Friday, March 17, 2017

The statutorisation of our lives

The phrase, "The right thing to do" is both a statement of law and a statement of social etiquette, isn't it? At the heart of our interactions as individuals, as families, as communities and as societies, are prescriptions of what are the right things to do and the wrong things which shouldn't be done. The enforcement of these prescriptions is a mixture of written laws (written by legislatures and other rule-writing organisations such as Christian church institutions) and social conventions, such as fame or ostracism. I am pretty mulish when it comes to arguing that these prescriptions are all "laws"; after all, they permit us to do some things and punish us for doing other things.

Take the question of parental responsibility and the termination of pregnancies. Received wisdom (well, as received by the liberal wing of my community) has it that a woman's right to choose is or should be absolute. If she chooses to carry a pregnancy to term, that is a choice she can only make alone. It is exclusively her choice too whether or not she will terminate the pregnancy and her choice will not be subject to review or veto by anyone.

This is a simple enough proposal to champion. The law, for the most part, doesn't recognise most foetuses as "children". It is why "morning after" pills are permitted; after all, one of the effects of the morning after pill is that it might prevent a fertilised egg from attaching to the uterus.

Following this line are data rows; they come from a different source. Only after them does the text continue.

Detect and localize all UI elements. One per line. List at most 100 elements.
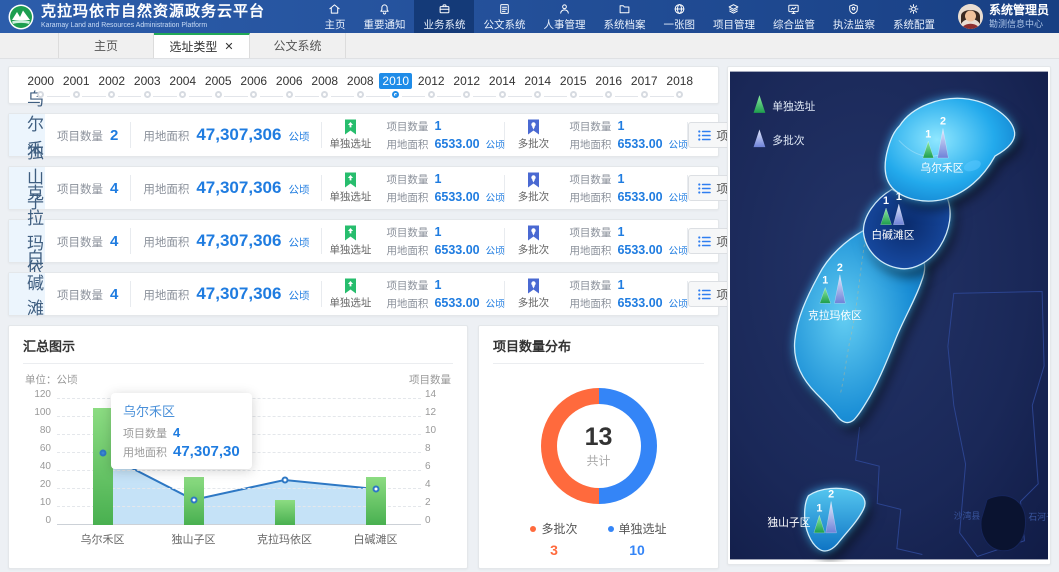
timeline-dot[interactable] bbox=[321, 91, 328, 98]
timeline-year[interactable]: 2018 bbox=[662, 73, 698, 103]
timeline-year[interactable]: 2014 bbox=[485, 73, 521, 103]
tab[interactable]: 主页 bbox=[58, 33, 154, 58]
svg-text:1: 1 bbox=[822, 275, 828, 287]
line-point-克拉玛依区[interactable] bbox=[281, 477, 288, 484]
timeline-year[interactable]: 2003 bbox=[130, 73, 166, 103]
district-row: 独山子区 项目数量4 用地面积47,307,306公顷 单独选址 项目数量1 用… bbox=[8, 166, 719, 210]
line-point-白碱滩区[interactable] bbox=[372, 486, 379, 493]
map-panel: 沙湾县 石河子 单独选址 多批次 12乌尔禾区11白碱滩区12克拉玛依区12独山… bbox=[727, 66, 1051, 565]
district-map[interactable]: 沙湾县 石河子 单独选址 多批次 12乌尔禾区11白碱滩区12克拉玛依区12独山… bbox=[730, 69, 1048, 562]
pie-legend-item[interactable]: 多批次 3 bbox=[530, 520, 577, 558]
left-tick-label: 40 bbox=[23, 461, 51, 472]
timeline-year[interactable]: 2006 bbox=[236, 73, 272, 103]
timeline-dot[interactable] bbox=[215, 91, 222, 98]
tab[interactable]: 选址类型 ✕ bbox=[154, 33, 250, 58]
timeline-year[interactable]: 2001 bbox=[59, 73, 95, 103]
timeline-dot[interactable] bbox=[499, 91, 506, 98]
nav-item-bell[interactable]: 重要通知 bbox=[354, 0, 414, 33]
donut-chart[interactable]: 13 共计 bbox=[541, 388, 657, 504]
timeline-year[interactable]: 2000 bbox=[23, 73, 59, 103]
blue-ribbon-icon bbox=[527, 172, 540, 188]
timeline-year[interactable]: 2006 bbox=[272, 73, 308, 103]
left-tick-label: 80 bbox=[23, 425, 51, 436]
x-axis-labels: 乌尔禾区独山子区克拉玛依区白碱滩区 bbox=[57, 531, 421, 547]
timeline-dot[interactable] bbox=[250, 91, 257, 98]
bar-乌尔禾区[interactable] bbox=[93, 408, 113, 525]
tab[interactable]: 公文系统 bbox=[250, 33, 346, 58]
summary-chart-title: 汇总图示 bbox=[23, 336, 453, 364]
home-icon bbox=[327, 2, 342, 16]
timeline-year[interactable]: 2010 bbox=[378, 73, 414, 103]
timeline-year[interactable]: 2008 bbox=[343, 73, 379, 103]
brand: 克拉玛依市自然资源政务云平台 Karamay Land and Resource… bbox=[8, 4, 265, 30]
x-axis-label: 白碱滩区 bbox=[330, 531, 421, 547]
single-site-stats: 项目数量1 用地面积6533.00公顷 bbox=[378, 225, 504, 258]
timeline-dot[interactable] bbox=[676, 91, 683, 98]
nav-item-document[interactable]: 公文系统 bbox=[474, 0, 534, 33]
x-axis-label: 克拉玛依区 bbox=[239, 531, 330, 547]
timeline-year[interactable]: 2016 bbox=[591, 73, 627, 103]
timeline-dot[interactable] bbox=[357, 91, 364, 98]
bar-白碱滩区[interactable] bbox=[366, 477, 386, 525]
timeline-year[interactable]: 2017 bbox=[627, 73, 663, 103]
green-ribbon-icon bbox=[344, 225, 357, 241]
timeline-dot[interactable] bbox=[534, 91, 541, 98]
tab-close-icon[interactable]: ✕ bbox=[224, 40, 233, 53]
timeline-dot[interactable] bbox=[428, 91, 435, 98]
timeline-dot[interactable] bbox=[37, 91, 44, 98]
timeline-dot[interactable] bbox=[570, 91, 577, 98]
line-point-乌尔禾区[interactable] bbox=[99, 450, 106, 457]
timeline-dot[interactable] bbox=[144, 91, 151, 98]
svg-text:1: 1 bbox=[925, 128, 931, 140]
district-project-count: 4 bbox=[110, 286, 118, 303]
timeline-year[interactable]: 2008 bbox=[307, 73, 343, 103]
timeline-dot[interactable] bbox=[605, 91, 612, 98]
map-region-label: 白碱滩区 bbox=[871, 228, 914, 241]
nav-item-monitor[interactable]: 综合监管 bbox=[764, 0, 824, 33]
multi-batch-badge: 多批次 bbox=[505, 119, 561, 151]
timeline-dot[interactable] bbox=[108, 91, 115, 98]
timeline-year[interactable]: 2002 bbox=[94, 73, 130, 103]
nav-item-briefcase[interactable]: 业务系统 bbox=[414, 0, 474, 33]
avatar[interactable] bbox=[958, 4, 983, 29]
line-point-独山子区[interactable] bbox=[190, 496, 197, 503]
timeline-dot[interactable] bbox=[179, 91, 186, 98]
nav-item-gear[interactable]: 系统配置 bbox=[884, 0, 944, 33]
tooltip-row2-label: 用地面积 bbox=[123, 444, 167, 460]
pie-legend-value: 10 bbox=[608, 542, 667, 558]
nav-item-home[interactable]: 主页 bbox=[315, 0, 354, 33]
district-rows: 乌尔禾区 项目数量2 用地面积47,307,306公顷 单独选址 项目数量1 用… bbox=[8, 113, 719, 316]
nav-item-globe[interactable]: 一张图 bbox=[654, 0, 704, 33]
timeline-year[interactable]: 2012 bbox=[449, 73, 485, 103]
timeline-dot[interactable] bbox=[73, 91, 80, 98]
timeline-dot[interactable] bbox=[641, 91, 648, 98]
district-land-area: 47,307,306 bbox=[196, 125, 281, 145]
single-site-badge: 单独选址 bbox=[322, 278, 378, 310]
multi-batch-stats: 项目数量1 用地面积6533.00公顷 bbox=[561, 172, 687, 205]
nav-item-shield[interactable]: 执法监察 bbox=[824, 0, 884, 33]
timeline-year[interactable]: 2014 bbox=[520, 73, 556, 103]
legend-single-label: 单独选址 bbox=[772, 100, 815, 113]
list-icon bbox=[698, 130, 711, 141]
timeline-year[interactable]: 2005 bbox=[201, 73, 237, 103]
timeline-year[interactable]: 2012 bbox=[414, 73, 450, 103]
person-icon bbox=[557, 2, 572, 16]
nav-item-folder[interactable]: 系统档案 bbox=[594, 0, 654, 33]
nav-item-person[interactable]: 人事管理 bbox=[534, 0, 594, 33]
timeline-dot[interactable] bbox=[392, 91, 399, 98]
nav-item-layers[interactable]: 项目管理 bbox=[704, 0, 764, 33]
donut-total-label: 共计 bbox=[586, 452, 610, 469]
timeline-dot[interactable] bbox=[463, 91, 470, 98]
document-icon bbox=[497, 2, 512, 16]
timeline-year[interactable]: 2015 bbox=[556, 73, 592, 103]
bar-克拉玛依区[interactable] bbox=[275, 500, 295, 525]
timeline-dot[interactable] bbox=[286, 91, 293, 98]
bell-icon bbox=[377, 2, 392, 16]
timeline-year[interactable]: 2004 bbox=[165, 73, 201, 103]
app-header: 克拉玛依市自然资源政务云平台 Karamay Land and Resource… bbox=[0, 0, 1059, 33]
user-menu[interactable]: 系统管理员 勘测信息中心 bbox=[958, 4, 1049, 30]
pie-legend-item[interactable]: 单独选址 10 bbox=[608, 520, 667, 558]
right-tick-label: 0 bbox=[425, 515, 453, 526]
svg-text:2: 2 bbox=[837, 262, 843, 274]
single-site-badge: 单独选址 bbox=[322, 172, 378, 204]
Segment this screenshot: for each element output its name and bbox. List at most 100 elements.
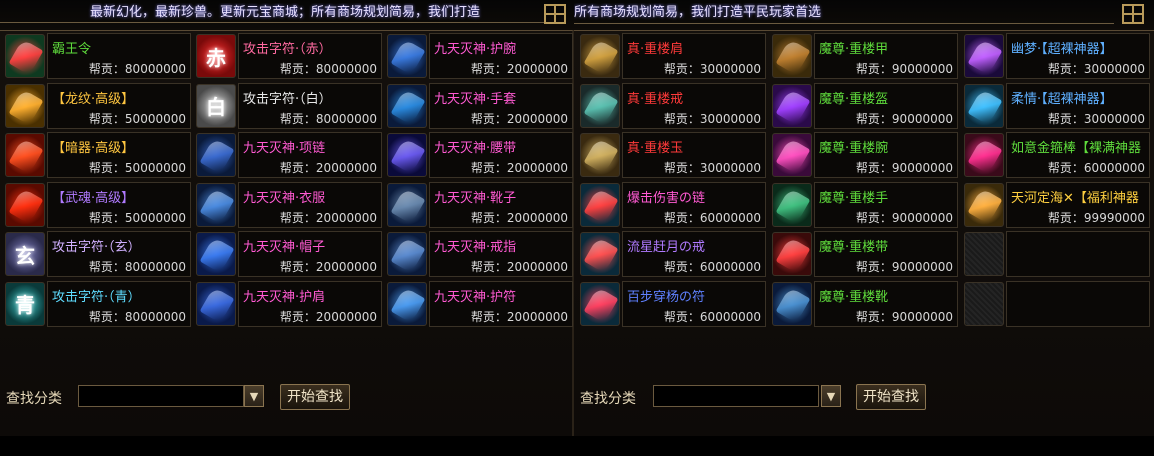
pauldron-icon[interactable] bbox=[580, 34, 620, 78]
item-name: 【武魂·高级】 bbox=[52, 190, 135, 206]
shop-item[interactable]: 天河定海✕【福利神器 帮贡：99990000 bbox=[962, 181, 1152, 229]
boots-icon[interactable] bbox=[772, 281, 812, 326]
shop-item[interactable]: 魔尊·重楼腕 帮贡：90000000 bbox=[770, 131, 960, 179]
shop-item[interactable]: 【龙纹·高级】 帮贡：50000000 bbox=[3, 82, 193, 130]
shop-item[interactable]: 魔尊·重楼甲 帮贡：90000000 bbox=[770, 32, 960, 80]
spear-icon[interactable] bbox=[964, 34, 1004, 78]
shop-item[interactable]: 青攻击字符·（青） 帮贡：80000000 bbox=[3, 280, 193, 328]
shop-item[interactable]: 柔情·【超裸神器】 帮贡：30000000 bbox=[962, 82, 1152, 130]
shop-item[interactable]: 幽梦·【超裸神器】 帮贡：30000000 bbox=[962, 32, 1152, 80]
jade-icon[interactable] bbox=[580, 133, 620, 177]
armor-icon[interactable] bbox=[196, 182, 236, 227]
shop-item[interactable]: 爆击伤害の链 帮贡：60000000 bbox=[578, 181, 768, 229]
shop-item[interactable]: 白攻击字符·（白） 帮贡：80000000 bbox=[194, 82, 384, 130]
shop-item[interactable]: 九天灭神·护肩 帮贡：20000000 bbox=[194, 280, 384, 328]
item-name: 百步穿杨の符 bbox=[627, 289, 706, 305]
shop-item[interactable]: 真·重楼戒 帮贡：30000000 bbox=[578, 82, 768, 130]
staff-icon[interactable] bbox=[964, 133, 1004, 177]
chevron-down-icon[interactable]: ▼ bbox=[821, 385, 841, 407]
soul-icon[interactable] bbox=[5, 182, 45, 227]
start-search-button[interactable]: 开始查找 bbox=[280, 384, 350, 410]
ring-icon[interactable] bbox=[387, 232, 427, 276]
shop-item[interactable]: 赤攻击字符·（赤） 帮贡：80000000 bbox=[194, 32, 384, 80]
blade-icon[interactable] bbox=[964, 83, 1004, 128]
shop-item[interactable]: 九天灭神·护腕 帮贡：20000000 bbox=[385, 32, 575, 80]
empty-item-slot bbox=[964, 281, 1004, 326]
hat-icon[interactable] bbox=[196, 232, 236, 276]
price-label: 帮贡： bbox=[1047, 161, 1084, 175]
shop-item[interactable]: 真·重楼玉 帮贡：30000000 bbox=[578, 131, 768, 179]
shop-item[interactable]: 魔尊·重楼靴 帮贡：90000000 bbox=[770, 280, 960, 328]
amulet-icon[interactable] bbox=[387, 281, 427, 326]
price-value: 60000000 bbox=[699, 210, 761, 225]
shop-item[interactable]: 百步穿杨の符帮贡：60000000 bbox=[578, 280, 768, 328]
shop-item[interactable]: 九天灭神·护符 帮贡：20000000 bbox=[385, 280, 575, 328]
item-info-box: 魔尊·重楼甲 帮贡：90000000 bbox=[814, 33, 958, 79]
price-value: 20000000 bbox=[315, 309, 377, 324]
price-label: 帮贡： bbox=[470, 210, 507, 225]
price-label: 帮贡： bbox=[470, 309, 507, 324]
shop-item[interactable]: 九天灭神·靴子 帮贡：20000000 bbox=[385, 181, 575, 229]
chevron-down-icon[interactable]: ▼ bbox=[244, 385, 264, 407]
hand-icon[interactable] bbox=[772, 182, 812, 227]
dragon-icon[interactable] bbox=[5, 83, 45, 128]
shop-item[interactable]: 玄攻击字符·（玄） 帮贡：80000000 bbox=[3, 230, 193, 278]
shoulder-icon[interactable] bbox=[196, 281, 236, 326]
item-price: 帮贡：50000000 bbox=[89, 209, 186, 226]
shop-item[interactable]: 魔尊·重楼带 帮贡：90000000 bbox=[770, 230, 960, 278]
trident-icon[interactable] bbox=[964, 182, 1004, 227]
price-label: 帮贡： bbox=[88, 309, 125, 324]
cyan-rune-icon[interactable]: 青 bbox=[5, 281, 45, 326]
item-info-box: 九天灭神·护腕 帮贡：20000000 bbox=[429, 33, 573, 79]
search-category-input[interactable] bbox=[653, 385, 819, 407]
shop-item[interactable]: 如意金箍棒【裸满神器 帮贡：60000000 bbox=[962, 131, 1152, 179]
chain-icon[interactable] bbox=[580, 182, 620, 227]
start-search-button[interactable]: 开始查找 bbox=[856, 384, 926, 410]
shop-item[interactable]: 九天灭神·手套 帮贡：20000000 bbox=[385, 82, 575, 130]
price-label: 帮贡： bbox=[855, 260, 892, 274]
shop-item[interactable]: 【暗器·高级】 帮贡：50000000 bbox=[3, 131, 193, 179]
shop-item[interactable]: 九天灭神·衣服 帮贡：20000000 bbox=[194, 181, 384, 229]
bracer-icon[interactable] bbox=[387, 34, 427, 78]
ring-icon[interactable] bbox=[580, 83, 620, 128]
shop-item[interactable]: 【武魂·高级】帮贡：50000000 bbox=[3, 181, 193, 229]
belt-icon[interactable] bbox=[772, 232, 812, 276]
price-label: 帮贡： bbox=[1047, 210, 1084, 225]
item-name: 九天灭神·项链 bbox=[243, 141, 326, 156]
item-info-box: 九天灭神·衣服 帮贡：20000000 bbox=[238, 181, 382, 228]
hidden-weapon-icon[interactable] bbox=[5, 133, 45, 177]
item-name: 真·重楼玉 bbox=[627, 141, 684, 156]
orb-icon[interactable] bbox=[5, 34, 45, 78]
chest-icon[interactable] bbox=[772, 34, 812, 78]
price-label: 帮贡： bbox=[855, 210, 892, 225]
price-value: 20000000 bbox=[315, 260, 377, 274]
shop-item[interactable]: 九天灭神·腰带 帮贡：20000000 bbox=[385, 131, 575, 179]
shop-item[interactable]: 流星赶月の戒 帮贡：60000000 bbox=[578, 230, 768, 278]
shop-item[interactable]: 魔尊·重楼手 帮贡：90000000 bbox=[770, 181, 960, 229]
shop-item[interactable]: 九天灭神·戒指 帮贡：20000000 bbox=[385, 230, 575, 278]
dark-rune-icon[interactable]: 玄 bbox=[5, 232, 45, 276]
glove-icon[interactable] bbox=[387, 83, 427, 128]
wrist-icon[interactable] bbox=[772, 133, 812, 177]
shop-item[interactable]: 九天灭神·帽子 帮贡：20000000 bbox=[194, 230, 384, 278]
red-rune-icon[interactable]: 赤 bbox=[196, 34, 236, 78]
boots-icon[interactable] bbox=[387, 182, 427, 227]
amulet-icon[interactable] bbox=[580, 281, 620, 326]
price-label: 帮贡： bbox=[470, 161, 507, 175]
empty-item-info bbox=[1006, 231, 1150, 277]
item-price: 帮贡：20000000 bbox=[280, 159, 377, 176]
white-rune-icon[interactable]: 白 bbox=[196, 83, 236, 128]
shop-item[interactable]: 真·重楼肩 帮贡：30000000 bbox=[578, 32, 768, 80]
shop-item[interactable]: 霸王令 帮贡：80000000 bbox=[3, 32, 193, 80]
item-price: 帮贡：60000000 bbox=[664, 308, 761, 325]
item-info-box: 真·重楼肩 帮贡：30000000 bbox=[622, 33, 766, 79]
necklace-icon[interactable] bbox=[196, 133, 236, 177]
shop-item[interactable]: 魔尊·重楼盔 帮贡：90000000 bbox=[770, 82, 960, 130]
helm-icon[interactable] bbox=[772, 83, 812, 128]
belt-icon[interactable] bbox=[387, 133, 427, 177]
shop-item[interactable]: 九天灭神·项链帮贡：20000000 bbox=[194, 131, 384, 179]
search-category-input[interactable] bbox=[78, 385, 244, 407]
price-label: 帮贡： bbox=[279, 210, 316, 225]
ring-icon[interactable] bbox=[580, 232, 620, 276]
search-category-label: 查找分类 bbox=[580, 391, 636, 407]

In most jurisdictions where the termination of pregnancies is not a hot-button social, cultural, religious or political hot potato, pregnancies can be terminated up to the end of the second trimester, six months, for any number of reasons, including to protect the health of the mother, to protect the life of the mother, that the pregnancy was as a result of rape or incest, or that the foetus has revealed serious defects that will affect the child's quality of life after it is born.

On these reasons alone, I would have absolutely support the declaration of a law, rule or social precept that a woman's right to choose is absolute and inviolable. However...

As the debate surrounding Article 26(4) showed, today, even issues that had been excluded from the ambit of constitutions, laws, regulations or by-laws, have now been hijacked by a societal desire to prescribe laws for everything. It's wording is a clue to the social, religious and political battles that were fought over "abortion",
Abortion is not permitted unless, in the opinion of a trained health professional, there is need for emergency treatment, or the life or health of the mother is in danger, or if permitted by any other written law. 
The erstwhile presumption that a woman's right to choose was absolute has now been shattered by a presumption that her right to choose is now wrapped up in the opinions of third parties who had absolutely nothing to do with the conception and for reasons that have nothing to do with the conception. What was once a generally accepted social convention is now part of a burgeoning invasion of social spaces with the butcher's cleaver of the Constitution and the wrecking ball of the law-maker in parliament.

The same is true about whether or not a man could refuse to meet his obligations as the father of a child. In perfect patriarchy, men choose whom to acknowledge, and therefore support, as their children. Men have been permitted for millennia to abandon their children at the drop of a hat with relatively minor consequences. Often, when men refuse to meet their obligations to their children, let alone their families, fewer and fewer of their fellow men are interested in holding these men to account. It is why when you hear the expression "single parent" it almost always means "single mother" or "unmarried mother". However...

Before we decided that we would create statutes to cover every possible social sin, great store was placed in the ability of a man to tend to his family, whether or not those who constituted his family did so by way of marriage. But the situation is vastly different, from a lawyer's perspective, than it was even a decade ago. It began with the Children Act, 2001, which established firmly the legal principle of the "best interests of the child" and it has now been cemented by Article 53 of the Constitution on the rights of the child, among which is the right of a child to
parental care and protection, which includes equal responsibility of the mother and father to provide for the child, whether they are married to each other or not.
The "best interests of the child" principle wouldn't have taken root unless it were socially endorsed as one of those "right things to do." Man can still, and many do, abandon their children without a care in the world. However, social mores have also evolved, in some case they have evolved shockingly swiftly, and a man can no longer expect to hold his head high for being, in the patois of the day, a deadbeat dad. What was a social precept is now the foundation of the law on the rights of the child. A social rule is now a constitutional one.

What I hope to convey to you is that it isn't possible to pigeonhole social commentary as being completely divorced from cultural or statutory implications any more. It is not how knowledge evolves any more and it is certainly not how we organise ourselves these days. A public statement can expect reactions from different and differing planes. The bargain we have made for ourselves in the past decade alone as a people, a community and a society is one that insists on the statutorisation of almost every aspect of our life. If we carry on in this vein, someone will suggest a law on how to take a shit - and we will go along with it.